Why some people got all answers correctly, while others got nothing? I think it is directly correlated to delivering homework. The people who did homework got prepared for this kind of questions. Of course, the exam has different questions, but the logic and philosophy is the same as in the homework. Here I explain how.

The first question was probably the harder, since it required combining two populations. We discussed this in class, when we spoke about horizontal gene transfer. We showed an example where genes from two organisms were mixed, and we drew a histogram of the combined set of genes. Then we said that it was the same as the score of an exam where you studied only half of the subjects. Even more, I said in that class “this is very much like an exam question, we will probably ask it”.

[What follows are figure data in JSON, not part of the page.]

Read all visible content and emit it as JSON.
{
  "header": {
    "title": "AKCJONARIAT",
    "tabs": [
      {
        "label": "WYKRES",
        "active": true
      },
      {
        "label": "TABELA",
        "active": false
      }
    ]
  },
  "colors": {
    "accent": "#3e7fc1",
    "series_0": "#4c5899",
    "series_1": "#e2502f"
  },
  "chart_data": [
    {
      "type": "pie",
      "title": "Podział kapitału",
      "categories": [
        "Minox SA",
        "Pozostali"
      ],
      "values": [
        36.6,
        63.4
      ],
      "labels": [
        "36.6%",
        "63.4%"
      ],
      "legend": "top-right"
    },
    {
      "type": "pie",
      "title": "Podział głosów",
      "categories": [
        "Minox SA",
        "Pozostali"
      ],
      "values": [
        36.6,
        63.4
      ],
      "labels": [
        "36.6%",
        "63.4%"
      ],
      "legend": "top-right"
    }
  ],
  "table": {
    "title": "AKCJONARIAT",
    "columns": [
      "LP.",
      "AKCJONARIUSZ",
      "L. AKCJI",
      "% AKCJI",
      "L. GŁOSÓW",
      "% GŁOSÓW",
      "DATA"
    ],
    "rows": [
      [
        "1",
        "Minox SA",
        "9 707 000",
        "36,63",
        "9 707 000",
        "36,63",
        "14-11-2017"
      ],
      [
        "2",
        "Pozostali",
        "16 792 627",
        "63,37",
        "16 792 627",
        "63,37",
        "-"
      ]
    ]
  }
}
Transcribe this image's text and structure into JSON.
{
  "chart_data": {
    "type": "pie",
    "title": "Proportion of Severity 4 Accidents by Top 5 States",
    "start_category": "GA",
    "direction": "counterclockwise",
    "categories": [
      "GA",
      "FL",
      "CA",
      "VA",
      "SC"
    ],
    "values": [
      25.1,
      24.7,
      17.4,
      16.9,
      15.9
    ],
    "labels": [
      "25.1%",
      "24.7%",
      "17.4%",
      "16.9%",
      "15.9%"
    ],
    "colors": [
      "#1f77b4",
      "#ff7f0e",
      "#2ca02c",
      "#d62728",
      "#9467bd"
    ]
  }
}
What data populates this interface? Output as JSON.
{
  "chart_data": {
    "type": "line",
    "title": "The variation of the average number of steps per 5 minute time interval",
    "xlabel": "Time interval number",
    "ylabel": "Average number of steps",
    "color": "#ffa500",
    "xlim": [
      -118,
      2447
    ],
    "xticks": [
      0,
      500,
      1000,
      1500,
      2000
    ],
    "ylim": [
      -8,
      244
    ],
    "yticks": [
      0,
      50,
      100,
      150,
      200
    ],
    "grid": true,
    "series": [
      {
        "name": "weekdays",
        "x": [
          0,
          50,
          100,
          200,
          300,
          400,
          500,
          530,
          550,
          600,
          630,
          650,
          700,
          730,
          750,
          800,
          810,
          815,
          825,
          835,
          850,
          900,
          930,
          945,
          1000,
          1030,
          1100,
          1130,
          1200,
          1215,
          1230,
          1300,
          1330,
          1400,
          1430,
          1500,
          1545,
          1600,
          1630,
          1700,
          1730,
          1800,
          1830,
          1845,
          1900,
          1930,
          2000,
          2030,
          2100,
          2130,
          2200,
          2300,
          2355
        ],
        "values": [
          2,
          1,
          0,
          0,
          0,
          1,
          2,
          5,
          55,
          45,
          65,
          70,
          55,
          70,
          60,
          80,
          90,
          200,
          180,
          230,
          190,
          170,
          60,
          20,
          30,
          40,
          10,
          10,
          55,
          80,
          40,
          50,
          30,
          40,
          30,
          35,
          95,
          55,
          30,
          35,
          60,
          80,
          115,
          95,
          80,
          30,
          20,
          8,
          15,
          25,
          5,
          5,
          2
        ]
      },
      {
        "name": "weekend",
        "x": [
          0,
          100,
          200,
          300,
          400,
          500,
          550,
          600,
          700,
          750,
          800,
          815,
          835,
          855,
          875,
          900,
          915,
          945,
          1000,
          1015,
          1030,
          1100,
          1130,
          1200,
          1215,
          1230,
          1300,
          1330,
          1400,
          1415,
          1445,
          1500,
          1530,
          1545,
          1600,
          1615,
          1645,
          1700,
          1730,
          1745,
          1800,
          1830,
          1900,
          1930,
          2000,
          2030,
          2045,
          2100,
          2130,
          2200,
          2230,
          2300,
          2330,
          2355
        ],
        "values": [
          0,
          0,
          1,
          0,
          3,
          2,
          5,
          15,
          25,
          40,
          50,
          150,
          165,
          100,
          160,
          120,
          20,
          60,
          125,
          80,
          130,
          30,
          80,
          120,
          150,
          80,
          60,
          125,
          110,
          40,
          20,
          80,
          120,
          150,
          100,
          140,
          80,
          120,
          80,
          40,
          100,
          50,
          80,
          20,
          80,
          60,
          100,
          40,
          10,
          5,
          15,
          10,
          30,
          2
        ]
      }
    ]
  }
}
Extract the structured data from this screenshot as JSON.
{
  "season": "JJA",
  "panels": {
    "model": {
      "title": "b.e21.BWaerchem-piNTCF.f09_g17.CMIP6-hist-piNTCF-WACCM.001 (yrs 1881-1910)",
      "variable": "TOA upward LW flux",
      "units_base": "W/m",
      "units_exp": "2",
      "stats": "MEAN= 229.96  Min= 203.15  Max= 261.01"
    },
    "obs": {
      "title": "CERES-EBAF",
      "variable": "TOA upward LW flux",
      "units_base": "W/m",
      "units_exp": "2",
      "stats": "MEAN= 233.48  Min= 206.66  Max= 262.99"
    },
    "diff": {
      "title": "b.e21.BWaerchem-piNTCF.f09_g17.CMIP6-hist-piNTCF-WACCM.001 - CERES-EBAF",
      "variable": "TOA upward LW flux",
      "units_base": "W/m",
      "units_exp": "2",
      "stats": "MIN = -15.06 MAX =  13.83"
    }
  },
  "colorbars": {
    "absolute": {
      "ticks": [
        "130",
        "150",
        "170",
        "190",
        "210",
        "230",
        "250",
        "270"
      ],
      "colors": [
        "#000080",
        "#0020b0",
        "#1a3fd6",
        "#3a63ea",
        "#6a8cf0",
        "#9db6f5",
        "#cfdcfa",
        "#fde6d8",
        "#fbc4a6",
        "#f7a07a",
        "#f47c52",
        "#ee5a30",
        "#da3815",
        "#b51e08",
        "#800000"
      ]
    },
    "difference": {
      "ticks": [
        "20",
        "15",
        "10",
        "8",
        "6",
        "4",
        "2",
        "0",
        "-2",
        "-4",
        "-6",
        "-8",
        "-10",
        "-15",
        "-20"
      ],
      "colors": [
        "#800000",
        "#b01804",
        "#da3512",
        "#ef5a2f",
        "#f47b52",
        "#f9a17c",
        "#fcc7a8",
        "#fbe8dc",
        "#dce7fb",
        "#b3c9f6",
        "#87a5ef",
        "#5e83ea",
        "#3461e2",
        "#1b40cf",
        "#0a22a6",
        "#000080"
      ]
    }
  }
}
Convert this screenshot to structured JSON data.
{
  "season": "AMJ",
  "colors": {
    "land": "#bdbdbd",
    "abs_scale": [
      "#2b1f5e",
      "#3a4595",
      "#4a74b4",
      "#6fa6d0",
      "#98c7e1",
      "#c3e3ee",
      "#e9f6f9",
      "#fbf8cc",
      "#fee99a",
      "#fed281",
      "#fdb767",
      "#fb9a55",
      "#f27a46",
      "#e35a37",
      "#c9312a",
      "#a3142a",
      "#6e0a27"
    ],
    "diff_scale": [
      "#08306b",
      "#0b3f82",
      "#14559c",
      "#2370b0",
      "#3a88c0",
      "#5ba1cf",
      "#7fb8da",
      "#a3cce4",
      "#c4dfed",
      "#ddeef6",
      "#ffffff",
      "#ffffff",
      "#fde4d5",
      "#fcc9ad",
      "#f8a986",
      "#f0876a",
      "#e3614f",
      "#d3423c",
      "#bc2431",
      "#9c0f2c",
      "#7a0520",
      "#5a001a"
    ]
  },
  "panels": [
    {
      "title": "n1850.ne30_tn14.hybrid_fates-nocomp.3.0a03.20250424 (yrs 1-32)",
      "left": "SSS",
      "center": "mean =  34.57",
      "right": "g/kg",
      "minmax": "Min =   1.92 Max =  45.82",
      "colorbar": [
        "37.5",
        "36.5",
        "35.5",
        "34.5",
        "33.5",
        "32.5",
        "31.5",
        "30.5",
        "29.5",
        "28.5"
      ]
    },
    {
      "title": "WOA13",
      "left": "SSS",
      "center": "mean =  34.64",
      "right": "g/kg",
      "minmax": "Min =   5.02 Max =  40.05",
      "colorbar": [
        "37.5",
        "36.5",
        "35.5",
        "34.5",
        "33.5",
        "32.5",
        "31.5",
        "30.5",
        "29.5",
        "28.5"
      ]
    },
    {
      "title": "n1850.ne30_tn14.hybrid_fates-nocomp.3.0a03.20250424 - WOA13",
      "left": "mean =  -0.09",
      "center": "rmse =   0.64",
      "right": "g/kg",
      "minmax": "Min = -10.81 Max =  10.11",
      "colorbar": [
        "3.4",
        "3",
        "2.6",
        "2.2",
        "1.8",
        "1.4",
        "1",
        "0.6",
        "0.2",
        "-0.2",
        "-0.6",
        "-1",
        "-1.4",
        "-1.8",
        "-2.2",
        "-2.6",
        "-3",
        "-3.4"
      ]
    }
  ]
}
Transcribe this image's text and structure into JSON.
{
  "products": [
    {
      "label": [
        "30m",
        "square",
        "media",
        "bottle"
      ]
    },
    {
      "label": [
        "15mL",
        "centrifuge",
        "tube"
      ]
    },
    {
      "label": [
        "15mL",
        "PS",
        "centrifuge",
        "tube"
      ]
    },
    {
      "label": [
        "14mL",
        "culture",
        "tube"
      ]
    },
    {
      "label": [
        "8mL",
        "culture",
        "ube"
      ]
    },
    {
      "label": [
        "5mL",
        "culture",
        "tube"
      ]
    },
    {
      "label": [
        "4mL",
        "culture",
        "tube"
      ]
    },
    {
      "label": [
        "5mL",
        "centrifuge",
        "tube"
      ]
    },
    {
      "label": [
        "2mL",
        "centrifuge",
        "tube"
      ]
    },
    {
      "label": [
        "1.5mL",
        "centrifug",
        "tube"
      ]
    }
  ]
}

It was also similar to the epilepsy homework, where we had to count how many TRUE cases there were for different group sizes. This result was combined with the dolmuş, ferry, tramway homework. We had to sum all partial results and find the interval that contained most of the simulation results

The most common error that people made here was to write something like

### WRONG ###
sample("TRUE", "FALSE", size=nq, replace=TRUE, prob=c(0.8, 0.2))

This does not work, because "TRUE" is not TRUE. When we write quotation marks "", the value is a text, and we cannot sum it or calculate average. The exam statement is clear: the answer must be TRUE or FALSE. There are no quotations. There are no "TRUE" or "FALSE". The correct code is something like

sample(TRUE, FALSE, size=nq, replace=TRUE, prob=c(0.8, 0.2))

This is something basic, that everybody should know from the previous course. They are even shown in different colors. Making this mistake is like confusing DNA with RNA, or lactose with lactase. It is either ignorance of basic facts, or lack of professionalism. In either case, people which keeps making these mistakes are going to be lousy molecular biologists.

Second question

This was essentially the same as the last two homework assignments. To make your life simpler, there was no need to use seqinr or download big files. If you attended to the last 3 classes and wrote the important formulas in your book, it was easy. If you had solved the homework, it was very easy, since it was exactly the same formula, with different values.

Third question

This was exactly the same question as the same birthday homework. The only change was that, instead of 365 days, we had 1000 “days”.

Many people got confused in this question. The simple version is this: create a vector of size num_people with numbers between 0 and 1000. Each person gets a single number.

The biological interpretation (that confused many students, but which is not necessary for the answer) is that each number between 0 and 1000 has three digits, from 000 to 999. Each digit has ten possible values, each one with the same probability. This is the case when there are 3 loci, each one taking one of 10 allele. As usual, we can forget about all biochemical characteristics of the genome, and just represent them with a number.

The code to create this vector is something like this

sample(0:1000, size=num_people, replace=TRUE)

but many people got confused and wrote something like this

### WRONG ###
sample(num_people, size=1000, replace=TRUE)

It is essential to not be confused with the meaning of each part of the functions we use. Again, it is the same as following a laboratory protocol. If you confuse, you lose.

The rest of the question is identical to the homework, changing only the function names. This is just one of the many cases when the solution of one problem can also solve another. And that is the most important thing that you need to learn in these courses.


Do all the homework. Talk to your classmates, but find your own solution. The thing to learn is not any particular answer, is how to make your own answer.

Think of a food cooking course. Do you want to learn how to prepare the same dishes that everybody else can prepare (and become a underpaid, easy-to-replace cook)? Or do you want to learn how to create new dishes that nobody has tasted before (and become a successful and famous chef)?

Find your own answers. If you do not find them, find your own questions.